Rien ne peut justifier le terrorisme. La folie meurtrière du terroriste, qu'il soit kamikaze ou non, n'est certainement pas explicable par l'expérience du checkpoint. Si désagréable qu'elle puisse être. L'assassinat d'enfants dans leur sommeil, le massacre d'adolescents dans une bibliothèque, le meurtre de civils dans un bus - ces choses ne sont tout simplement pas justifiables, pas explicables, dans aucun cas de figure.
Je tente effectivement de me garder de toute généralisation - non, les Palestiniens, ne sont pas dans leur ensemble responsables des attentats terroristes. Cependant gardons nous de vouloir faire passer un symptôme pour une cause. La haine du Juif et au delà d'Israël chez les Palestiniens, parfois manipulée à l'extrême jusqu'au passage à l'acte, a des sources autrement plus profondes et complexes que la simple présence de soldats aux checkpoints de Cisjordanie.
Affirmer le contraire revient à nier l'antisémitisme primaire et généralisé du monde arabe, l'éducation des enfants qui nie l'histoire et l'existence même de l'autre, l'embrigadement des adolescents, la pression des gouvernements arabes, la perpétuation du souvenir d'une humiliation mythifiée. Faut-il rappeler que le terrorisme sévissait contre les populations juives avant même la création de l'Etat d'Israël?
Sans haine, certes. Mais sans naïveté non plus.
Explication convaincante. Je l'intègre à ma réflexion, merci de la réponse. J'essaie vraiment de me faire mon idée sur cette région mais c'est difficile car les sites sur le net son tellement propagandiste dans un sens comme dans l'autre, il y a tellement d'instrumentalisations dans les propos...je suis méfiant!
:)
Effectivement, la tentation de ne voir Israël qu'à travers le prisme du conflit mène aux pires errance, sur les sites comme dans les écrits publiés sur le sujet.

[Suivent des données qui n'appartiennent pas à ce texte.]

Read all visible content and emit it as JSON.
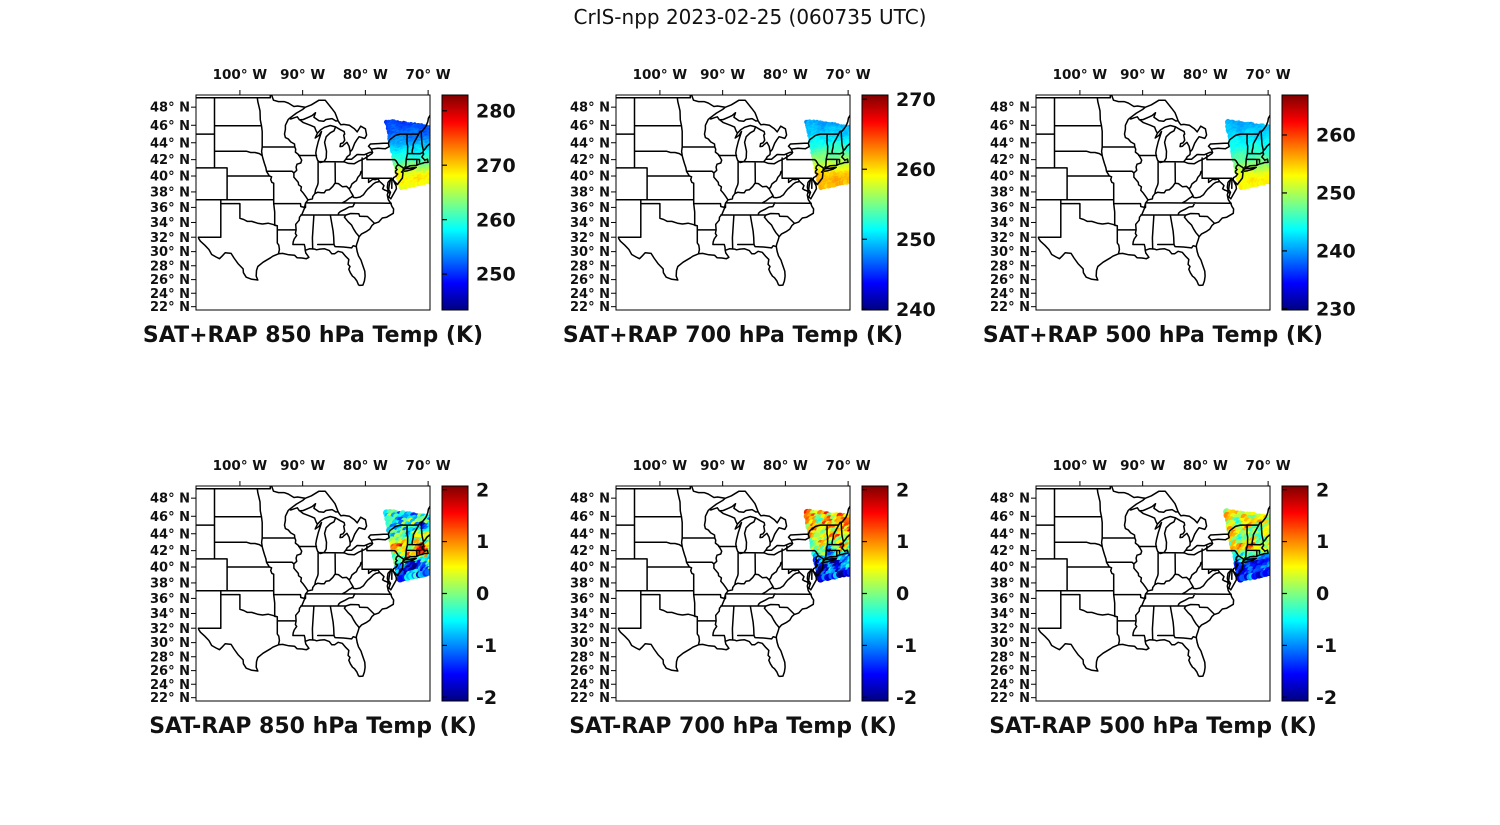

Ce blog se tient au plus loin possible de la politique dans l'espoir de faire passer une vision subjective tout à fait assumée - non pas du conflit - mais d'Israël. J'essaye de transmettre un peu de son quotidien presque normal, de la vie de ses jeunes religieux ou laïques, civils ou soldats, de sa culture, de sa musique, et de ses histoires. Parfois, le conflit me rattrape - mais c'est le propre de la vie dans ce pays.
Je répondrais en tout cas avec plaisir à vos commentaires sur ce blog, ou sur le mail de Carnets d'Aliyah.